That’s why stories are memorable, while the regurgitation of facts, figures, and educational presentations are not. In essence, storytelling clears out our receptor channels, freeing them up for more meaningful communication.
Our natural predisposition for embracing stories, together with the connectedness they foster, makes it possible for two strangers to build a relationship.
Stories are a vehicle for empathy.
The shortest path to building trust is through empathy. With a well-crafted story, your prospects should be able to see themselves in the story. As the science shows, a story will tap into the same receptors in the brain as an actual experience. If you know enough about your prospects and their circumstances, your stories can create an empathic journey because they can relate to someone else’s physical experience. Nothing can build trust any faster.
Authenticity leads to trust.
Storytelling could boomerang if people suspect it’s false or disingenuous. You can embellish some facts to spin a more interesting story, but you must always be true to yourself—telling hard truths, even if it means revealing a shortcoming in your business. This is why I have always stressed that you frame your stories around you, such as the “Who I am story” and the “Why I’m here story” or the “Whom I’ve helped story.” Having a repertoire of these stories prepared, rehearsed and ready to tailor to the person in front of you gives you a powerful arsenal.
Storytelling is the most important soft skill you can ever learn.
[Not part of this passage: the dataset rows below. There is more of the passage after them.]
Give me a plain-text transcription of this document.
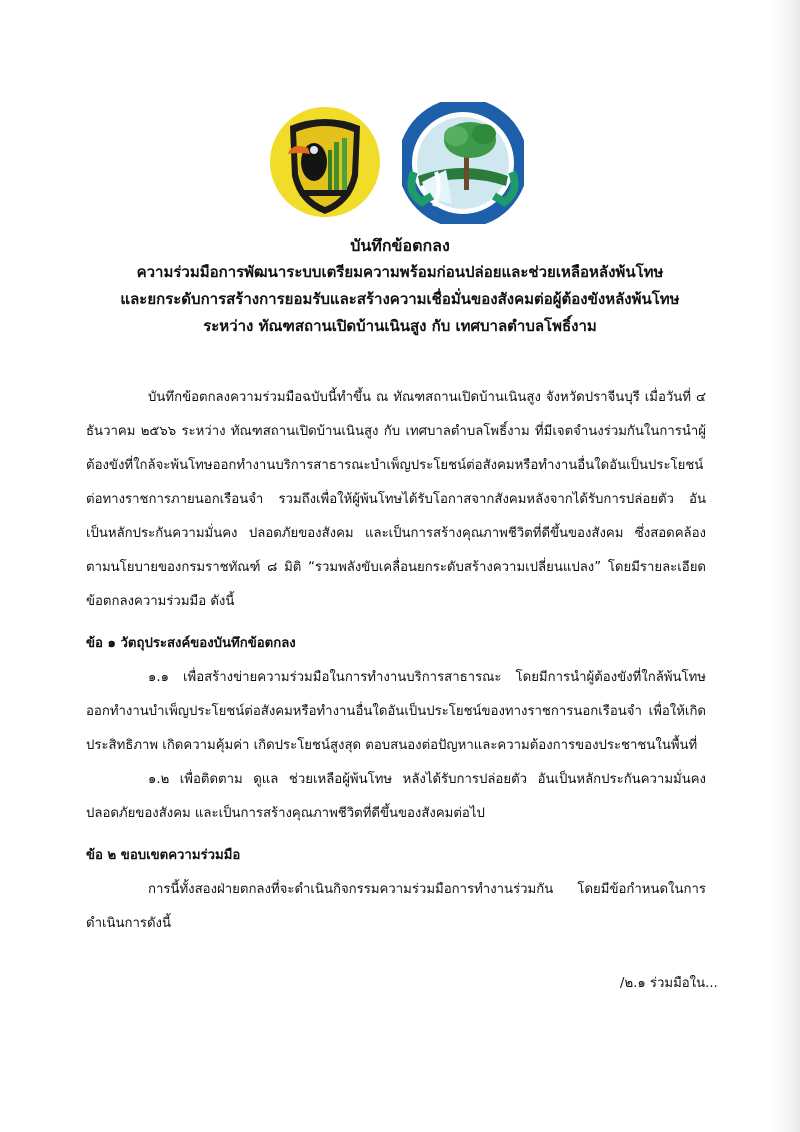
บันทึกข้อตกลง
ความร่วมมือการพัฒนาระบบเตรียมความพร้อมก่อนปล่อยและช่วยเหลือหลังพ้นโทษ
และยกระดับการสร้างการยอมรับและสร้างความเชื่อมั่นของสังคมต่อผู้ต้องขังหลังพ้นโทษ
ระหว่าง ทัณฑสถานเปิดบ้านเนินสูง กับ เทศบาลตำบลโพธิ์งาม

บันทึกข้อตกลงความร่วมมือฉบับนี้ทำขึ้น ณ ทัณฑสถานเปิดบ้านเนินสูง จังหวัดปราจีนบุรี เมื่อวันที่ ๔ ธันวาคม ๒๕๖๖ ระหว่าง ทัณฑสถานเปิดบ้านเนินสูง กับ เทศบาลตำบลโพธิ์งาม ที่มีเจตจำนงร่วมกันในการนำผู้ต้องขังที่ใกล้จะพ้นโทษออกทำงานบริการสาธารณะบำเพ็ญประโยชน์ต่อสังคมหรือทำงานอื่นใดอันเป็นประโยชน์ต่อทางราชการภายนอกเรือนจำ รวมถึงเพื่อให้ผู้พ้นโทษได้รับโอกาสจากสังคมหลังจากได้รับการปล่อยตัว อันเป็นหลักประกันความมั่นคง ปลอดภัยของสังคม และเป็นการสร้างคุณภาพชีวิตที่ดีขึ้นของสังคม ซึ่งสอดคล้องตามนโยบายของกรมราชทัณฑ์ ๘ มิติ “รวมพลังขับเคลื่อนยกระดับสร้างความเปลี่ยนแปลง” โดยมีรายละเอียดข้อตกลงความร่วมมือ ดังนี้

ข้อ ๑ วัตถุประสงค์ของบันทึกข้อตกลง

๑.๑ เพื่อสร้างข่ายความร่วมมือในการทำงานบริการสาธารณะ โดยมีการนำผู้ต้องขังที่ใกล้พ้นโทษออกทำงานบำเพ็ญประโยชน์ต่อสังคมหรือทำงานอื่นใดอันเป็นประโยชน์ของทางราชการนอกเรือนจำ เพื่อให้เกิดประสิทธิภาพ เกิดความคุ้มค่า เกิดประโยชน์สูงสุด ตอบสนองต่อปัญหาและความต้องการของประชาชนในพื้นที่

๑.๒ เพื่อติดตาม ดูแล ช่วยเหลือผู้พ้นโทษ หลังได้รับการปล่อยตัว อันเป็นหลักประกันความมั่นคง ปลอดภัยของสังคม และเป็นการสร้างคุณภาพชีวิตที่ดีขึ้นของสังคมต่อไป

ข้อ ๒ ขอบเขตความร่วมมือ

การนี้ทั้งสองฝ่ายตกลงที่จะดำเนินกิจกรรมความร่วมมือการทำงานร่วมกัน โดยมีข้อกำหนดในการดำเนินการดังนี้

/๒.๑ ร่วมมือใน...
You’ve probably met some people in your life who are natural storytellers. While they are to be envied, there’s no reason why anyone can’t acquire the same skill. Natural storytellers are good because they tell their stories over and over again. They’ve honed their stories to have the greatest impact when they tell them. They’re confident their story will elicit the same reaction each time they tell it.
Storytelling is a soft skill just like any other, which means it takes practice—lots and lots of practice—to have it sound natural, almost conversational. It’s critical to try your stories out on people—perhaps family and friends—to get feedback. Eventually, it will become second nature. That’s when you will experience the power of storytelling.